A Problematic Nomination for Secretary of Agriculture

Photo by svklimkin at Morguefile.com

By Risa M. Mandell

Two-term governor of Georgia and a veterinarian by training, Sonny Perdue has been nominated for the position of Secretary of Agriculture.

As Michael Markarian writes for the Humane Society’s Legislative Fund, “The U.S. Department of Agriculture has a major role not only on agricultural policy, but also in the enforcement and implementation of key animal protection laws, including the Animal Welfare Act, which provides oversight for millions of animals at more than 10,000 sites (including puppy mills and other commercial breeding facilities, laboratories, roadside zoos, and circuses); the Horse Protection Act . . . ; the Humane Methods of Slaughter Act; and the federal animal fighting law.”

Although Perdue worked cooperatively with HSUS and HSLS to make dog fighting a felony and banned the use of gas chambers as well as raised awareness of cat and dog population, according to Kari Hamerschlag, a deputy director with Washington-based Friends of the Earth, his nomination may be far from exemplary: “Given Perdue’s position with a global agribusiness trading company and his actions as governor, we are concerned that Perdue will use his position at the USDA to prioritize the profits of big agribusiness and trade over the interests of American farmers, workers and consumers.”

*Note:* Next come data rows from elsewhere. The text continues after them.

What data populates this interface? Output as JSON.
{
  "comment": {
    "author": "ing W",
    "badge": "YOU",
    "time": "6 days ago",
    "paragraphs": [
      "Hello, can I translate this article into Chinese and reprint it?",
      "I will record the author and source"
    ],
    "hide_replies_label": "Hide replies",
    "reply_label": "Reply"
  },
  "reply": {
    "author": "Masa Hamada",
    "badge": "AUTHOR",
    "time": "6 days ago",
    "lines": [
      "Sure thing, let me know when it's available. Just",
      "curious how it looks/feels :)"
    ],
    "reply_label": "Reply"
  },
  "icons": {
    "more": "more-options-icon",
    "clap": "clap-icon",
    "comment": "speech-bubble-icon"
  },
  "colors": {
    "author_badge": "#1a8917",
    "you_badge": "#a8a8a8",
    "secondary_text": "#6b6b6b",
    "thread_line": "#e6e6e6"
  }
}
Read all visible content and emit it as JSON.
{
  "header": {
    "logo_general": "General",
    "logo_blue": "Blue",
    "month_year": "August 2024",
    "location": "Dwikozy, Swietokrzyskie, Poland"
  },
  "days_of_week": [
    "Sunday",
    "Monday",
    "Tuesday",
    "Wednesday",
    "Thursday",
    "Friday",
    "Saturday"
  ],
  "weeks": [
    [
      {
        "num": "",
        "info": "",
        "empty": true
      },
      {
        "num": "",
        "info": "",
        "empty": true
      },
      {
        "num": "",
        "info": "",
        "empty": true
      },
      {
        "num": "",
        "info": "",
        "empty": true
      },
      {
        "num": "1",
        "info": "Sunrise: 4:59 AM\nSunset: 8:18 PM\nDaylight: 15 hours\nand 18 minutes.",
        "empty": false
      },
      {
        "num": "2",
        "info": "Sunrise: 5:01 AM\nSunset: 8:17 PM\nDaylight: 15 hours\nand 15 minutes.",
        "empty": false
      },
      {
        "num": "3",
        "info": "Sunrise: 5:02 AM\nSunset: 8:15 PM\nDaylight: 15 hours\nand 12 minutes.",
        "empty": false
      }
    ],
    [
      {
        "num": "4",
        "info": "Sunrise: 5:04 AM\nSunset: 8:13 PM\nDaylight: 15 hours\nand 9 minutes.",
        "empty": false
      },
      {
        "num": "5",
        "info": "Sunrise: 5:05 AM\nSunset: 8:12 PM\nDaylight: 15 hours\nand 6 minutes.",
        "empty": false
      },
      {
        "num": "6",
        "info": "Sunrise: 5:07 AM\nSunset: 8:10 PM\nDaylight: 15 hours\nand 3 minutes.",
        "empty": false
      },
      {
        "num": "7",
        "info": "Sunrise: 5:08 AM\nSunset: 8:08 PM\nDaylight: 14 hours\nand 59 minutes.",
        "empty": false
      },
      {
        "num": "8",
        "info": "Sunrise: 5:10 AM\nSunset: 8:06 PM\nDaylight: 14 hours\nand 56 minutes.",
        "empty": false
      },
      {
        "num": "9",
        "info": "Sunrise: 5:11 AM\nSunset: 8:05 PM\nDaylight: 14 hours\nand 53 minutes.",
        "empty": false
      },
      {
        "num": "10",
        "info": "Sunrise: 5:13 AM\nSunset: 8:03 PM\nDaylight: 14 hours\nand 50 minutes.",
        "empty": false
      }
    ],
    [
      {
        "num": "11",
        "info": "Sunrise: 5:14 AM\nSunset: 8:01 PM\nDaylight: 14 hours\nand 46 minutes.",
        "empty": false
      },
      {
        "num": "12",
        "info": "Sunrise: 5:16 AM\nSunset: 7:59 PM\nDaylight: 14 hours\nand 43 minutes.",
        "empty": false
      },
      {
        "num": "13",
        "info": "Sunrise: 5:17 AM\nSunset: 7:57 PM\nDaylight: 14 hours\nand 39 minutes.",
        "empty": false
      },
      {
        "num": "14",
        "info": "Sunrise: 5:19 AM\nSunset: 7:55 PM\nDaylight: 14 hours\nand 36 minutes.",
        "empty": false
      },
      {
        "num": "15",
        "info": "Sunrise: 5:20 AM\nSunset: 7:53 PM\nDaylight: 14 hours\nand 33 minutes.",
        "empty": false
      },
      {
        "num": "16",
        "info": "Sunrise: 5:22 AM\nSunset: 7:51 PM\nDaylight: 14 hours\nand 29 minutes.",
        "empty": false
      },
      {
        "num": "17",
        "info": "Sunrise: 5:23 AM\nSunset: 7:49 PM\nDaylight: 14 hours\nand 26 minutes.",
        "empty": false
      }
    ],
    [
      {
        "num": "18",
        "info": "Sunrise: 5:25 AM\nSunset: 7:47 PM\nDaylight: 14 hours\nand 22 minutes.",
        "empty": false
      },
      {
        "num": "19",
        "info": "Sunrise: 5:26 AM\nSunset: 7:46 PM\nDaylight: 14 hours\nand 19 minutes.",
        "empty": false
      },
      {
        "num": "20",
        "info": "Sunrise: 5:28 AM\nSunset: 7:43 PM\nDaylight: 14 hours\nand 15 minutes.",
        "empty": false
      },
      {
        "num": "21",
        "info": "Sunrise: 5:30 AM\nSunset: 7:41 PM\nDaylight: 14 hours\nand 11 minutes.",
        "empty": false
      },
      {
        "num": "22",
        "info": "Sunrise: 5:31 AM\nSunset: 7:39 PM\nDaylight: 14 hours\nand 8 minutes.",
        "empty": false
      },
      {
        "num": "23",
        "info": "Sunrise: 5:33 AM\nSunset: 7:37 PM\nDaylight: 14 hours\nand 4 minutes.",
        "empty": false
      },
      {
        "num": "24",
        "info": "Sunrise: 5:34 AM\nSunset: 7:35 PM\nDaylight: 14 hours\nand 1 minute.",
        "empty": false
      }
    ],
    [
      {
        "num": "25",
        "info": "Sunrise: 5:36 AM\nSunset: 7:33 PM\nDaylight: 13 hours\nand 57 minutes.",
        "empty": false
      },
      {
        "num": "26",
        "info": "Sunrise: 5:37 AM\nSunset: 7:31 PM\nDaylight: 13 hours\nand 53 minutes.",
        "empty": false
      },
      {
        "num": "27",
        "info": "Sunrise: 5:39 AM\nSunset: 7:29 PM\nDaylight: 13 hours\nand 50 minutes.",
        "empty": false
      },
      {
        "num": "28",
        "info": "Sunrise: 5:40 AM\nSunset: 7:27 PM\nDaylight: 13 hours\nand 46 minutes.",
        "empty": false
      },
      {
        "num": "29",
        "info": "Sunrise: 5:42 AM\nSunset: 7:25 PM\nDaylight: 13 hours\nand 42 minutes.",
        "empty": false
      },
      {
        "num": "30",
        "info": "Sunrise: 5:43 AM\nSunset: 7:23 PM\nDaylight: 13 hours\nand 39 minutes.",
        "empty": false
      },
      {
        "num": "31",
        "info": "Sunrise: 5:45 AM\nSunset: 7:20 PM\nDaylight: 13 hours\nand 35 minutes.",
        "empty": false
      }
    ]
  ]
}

Just as problematic in Perdue’s trajectory is the role of Land Grant Universities such as the University of North Georgia and Fort Valley State University.  As described in the National Academies Press, “The history of land grant colleges of agriculture is intertwined with the history of higher education for U.S. citizens of average means.  The land grant system began in 1862 with a piece of legislation known as the Morrill Act . . . .  This law gave states public lands provided the lands be sold or used for profit and the proceeds used to establish at least one college—hence, land grant colleges—that would teach agriculture and the mechanical arts.”

David Cantor examines the so-called “animal science” courses taught in Land Grant Universities: “Our LGUs call their meat-industry courses ‘animal science.’ But science means knowledge, not industry promotion.  ‘Animal science’ promotes our most destructive industries by teaching slaughter, breeding, fattening, and eating of animals—at horrendous cost to all of us.”

Thus, Sonny Perdue may well view sentient beings as commodities to be used and exploited regardless of the pain and suffering they experience.  This flies in the face of the Humane Party’s ethical and practical values and platform resolutions, such as the following:

  • fostering humane education; and,
  • until the Abolition Amendment has rendered such measures moot, denying public funding and privileged tax status to any institution that engages in vivisection or any other form of killing, exploitation, or abuse of animals . . .
  • end inhumane, scientifically indefensible, and economically unsound exploitation of other species by humans . . .
  • abolish the property status of (“emancipate”) other animals . . .
  • grant legal standing and personhood to all other animals, such that an animal’s liberty can be procured by way of a habeas corpus proceeding and his or her rights can be enforced through a duly authorized legal guardian.